The simple solution to this problem is to allow employees the flexibility of working from home. The Great Resignation has proven that employees value both remote and hybrid options. If this isn’t an option, there are things that you can do as an employer to make sure that you are keeping everybody safe. Additionally, companies need to be mindful of the mental health affects that COVID has brought upon employees.
While mandating COVID vaccines in the workplace has been a controversial topic to navigate through, requiring unvaccinated employees to get regular COVID tests has become a regular precautionary measure to help keep employees safe at their offices. Other precautionary measures such as social distancing, mandatory mask-wearing, and visible health and safety legislation about the importance of washing your hands do wonders in stopping the spread of COVID-19. If you aren’t doing your part in keeping your employees safe, they may very well leave your company to work for an employer who seems to truly prioritize their health and safety.
Discover the Root Problems
While the reasons why employees leaving their jobs at record rates are obvious, the reasons they are leaving your company might not be. There are many different reasons that employees are leaving their jobs in record numbers. How exactly do you pinpoint where your company is going wrong?
The first step is to look at the actual data and make a few calculations. Figuring out what your retention rate is will help you numerically define your employee retention problem. In order to determine your employee retention rate, divide the number of employees you currently have by the number of employees you began with for any given time period. Then, multiply that by 100.

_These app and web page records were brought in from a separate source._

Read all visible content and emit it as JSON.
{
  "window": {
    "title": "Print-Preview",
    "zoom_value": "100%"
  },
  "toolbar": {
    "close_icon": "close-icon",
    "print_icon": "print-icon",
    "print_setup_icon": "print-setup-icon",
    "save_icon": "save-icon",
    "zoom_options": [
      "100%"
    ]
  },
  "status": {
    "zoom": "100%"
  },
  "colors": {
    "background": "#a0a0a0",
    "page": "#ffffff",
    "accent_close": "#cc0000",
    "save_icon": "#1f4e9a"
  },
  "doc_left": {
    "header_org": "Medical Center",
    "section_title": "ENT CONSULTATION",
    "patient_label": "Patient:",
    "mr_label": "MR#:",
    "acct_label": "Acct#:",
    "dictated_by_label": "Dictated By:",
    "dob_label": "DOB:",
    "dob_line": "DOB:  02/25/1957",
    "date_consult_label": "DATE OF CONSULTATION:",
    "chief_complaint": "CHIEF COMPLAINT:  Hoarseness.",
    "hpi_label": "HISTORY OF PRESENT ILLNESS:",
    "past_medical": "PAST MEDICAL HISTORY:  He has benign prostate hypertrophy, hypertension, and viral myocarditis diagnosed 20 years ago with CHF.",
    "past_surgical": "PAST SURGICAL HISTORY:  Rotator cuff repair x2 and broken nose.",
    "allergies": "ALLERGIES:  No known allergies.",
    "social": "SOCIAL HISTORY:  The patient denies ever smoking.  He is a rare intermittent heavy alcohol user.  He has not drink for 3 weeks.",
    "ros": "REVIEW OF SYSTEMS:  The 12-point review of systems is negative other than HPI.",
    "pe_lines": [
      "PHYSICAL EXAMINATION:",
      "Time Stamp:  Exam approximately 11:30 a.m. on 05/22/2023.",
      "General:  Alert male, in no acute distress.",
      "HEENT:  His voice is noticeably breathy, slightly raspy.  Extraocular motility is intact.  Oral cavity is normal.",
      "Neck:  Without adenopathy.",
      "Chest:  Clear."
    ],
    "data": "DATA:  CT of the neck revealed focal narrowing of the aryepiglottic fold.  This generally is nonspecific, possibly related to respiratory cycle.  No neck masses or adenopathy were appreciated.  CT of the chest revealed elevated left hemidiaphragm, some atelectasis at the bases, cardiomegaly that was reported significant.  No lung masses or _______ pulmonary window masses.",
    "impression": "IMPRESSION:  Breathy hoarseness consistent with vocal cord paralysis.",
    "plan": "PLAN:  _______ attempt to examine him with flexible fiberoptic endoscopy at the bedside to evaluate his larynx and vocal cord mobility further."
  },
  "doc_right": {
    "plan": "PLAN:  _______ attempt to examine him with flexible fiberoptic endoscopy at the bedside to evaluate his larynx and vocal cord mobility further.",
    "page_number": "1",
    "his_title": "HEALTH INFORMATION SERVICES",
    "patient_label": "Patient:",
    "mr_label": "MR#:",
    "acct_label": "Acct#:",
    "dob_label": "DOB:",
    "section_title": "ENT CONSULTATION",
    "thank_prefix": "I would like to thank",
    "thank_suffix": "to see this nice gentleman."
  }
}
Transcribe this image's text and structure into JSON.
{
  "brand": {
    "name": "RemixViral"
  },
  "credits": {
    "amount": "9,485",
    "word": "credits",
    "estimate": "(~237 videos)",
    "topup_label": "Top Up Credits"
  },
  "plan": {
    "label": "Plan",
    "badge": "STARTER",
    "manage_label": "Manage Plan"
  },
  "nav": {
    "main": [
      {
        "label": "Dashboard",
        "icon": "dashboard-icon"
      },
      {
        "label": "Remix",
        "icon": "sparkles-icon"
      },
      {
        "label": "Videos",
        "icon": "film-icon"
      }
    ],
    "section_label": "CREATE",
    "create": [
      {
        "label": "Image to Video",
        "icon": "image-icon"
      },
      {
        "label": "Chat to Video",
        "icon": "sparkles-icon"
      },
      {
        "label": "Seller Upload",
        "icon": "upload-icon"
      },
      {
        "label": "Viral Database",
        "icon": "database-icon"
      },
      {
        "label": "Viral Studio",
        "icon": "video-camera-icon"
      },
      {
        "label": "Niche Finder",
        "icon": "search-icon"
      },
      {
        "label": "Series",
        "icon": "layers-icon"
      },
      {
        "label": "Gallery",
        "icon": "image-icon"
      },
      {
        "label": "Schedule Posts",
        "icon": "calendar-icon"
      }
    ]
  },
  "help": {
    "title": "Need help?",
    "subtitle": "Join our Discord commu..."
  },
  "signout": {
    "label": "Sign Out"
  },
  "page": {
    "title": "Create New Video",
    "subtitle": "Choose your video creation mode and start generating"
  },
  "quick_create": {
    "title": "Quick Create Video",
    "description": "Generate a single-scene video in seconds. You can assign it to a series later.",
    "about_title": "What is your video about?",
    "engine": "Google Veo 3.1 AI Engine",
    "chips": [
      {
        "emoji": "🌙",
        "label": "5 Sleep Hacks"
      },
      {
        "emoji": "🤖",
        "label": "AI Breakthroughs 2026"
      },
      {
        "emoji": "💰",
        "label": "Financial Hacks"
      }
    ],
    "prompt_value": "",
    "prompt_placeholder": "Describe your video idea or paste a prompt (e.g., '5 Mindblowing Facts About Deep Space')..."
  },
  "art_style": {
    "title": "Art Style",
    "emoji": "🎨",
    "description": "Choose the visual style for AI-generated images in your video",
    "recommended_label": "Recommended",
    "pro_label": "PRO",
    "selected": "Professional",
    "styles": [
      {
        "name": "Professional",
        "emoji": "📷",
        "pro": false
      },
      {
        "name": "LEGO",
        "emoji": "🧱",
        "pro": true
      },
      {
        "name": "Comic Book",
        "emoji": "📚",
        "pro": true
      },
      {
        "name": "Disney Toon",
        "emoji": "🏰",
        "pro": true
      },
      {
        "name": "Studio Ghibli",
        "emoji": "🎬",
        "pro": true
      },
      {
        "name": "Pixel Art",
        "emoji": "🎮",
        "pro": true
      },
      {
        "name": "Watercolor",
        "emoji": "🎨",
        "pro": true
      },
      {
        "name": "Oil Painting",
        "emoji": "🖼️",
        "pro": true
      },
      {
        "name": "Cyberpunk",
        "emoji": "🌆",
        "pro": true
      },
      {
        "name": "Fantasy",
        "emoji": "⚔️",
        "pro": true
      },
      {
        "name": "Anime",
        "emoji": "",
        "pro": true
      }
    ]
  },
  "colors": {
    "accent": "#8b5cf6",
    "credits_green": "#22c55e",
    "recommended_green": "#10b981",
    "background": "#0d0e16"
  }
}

For example, if you began 2021 with 50 employees and end the year with 40 employees on December 31st, 2021, you need to divide 40 by 50 to get 0.80, and then multiply that by 100. Your retention rate will be 80%.
Make the ‘Great Resignation’ a Great Thing for Your Business
The COVID-19 pandemic has allowed employees to see what truly matters to them. Workers no longer live to work. What employees really want is flexibility to get their work done while being a father, being a mother – being a human. When we look back on the Coronavirus pandemic, we will surely think about the lives lost because of it, but we will also think about how the pandemic sparked a revolution in the hearts of employees everywhere. This is the new normal, and if your business doesn’t adapt to it, it may not survive.
To stop the Great Resignation from affecting your business, do your best to adopt initiatives to improve the employee experience. Listen carefully to them so you know exactly what they want, what they expect, and how they feel. Treat them like humans, not just employees who can easily be replaced. Understand that their jobs are a part of their identities. They want to do a great job while feeling supported by the business. Carefully calculate your employee retention rates and realistically pinpoint your shortcomings. Lastly, just treat your employees the way they want to be treated.
The Great Resignation can be a great thing for your company if you’re leveraging it correctly. Be the workplace who is doing everything right in a sea of companies getting it wrong.No employee wants to part ways with a company that cares about and values its employees. By taking these steps to avoid the Great Resignation, you’ll be making your workplace a better company to work for.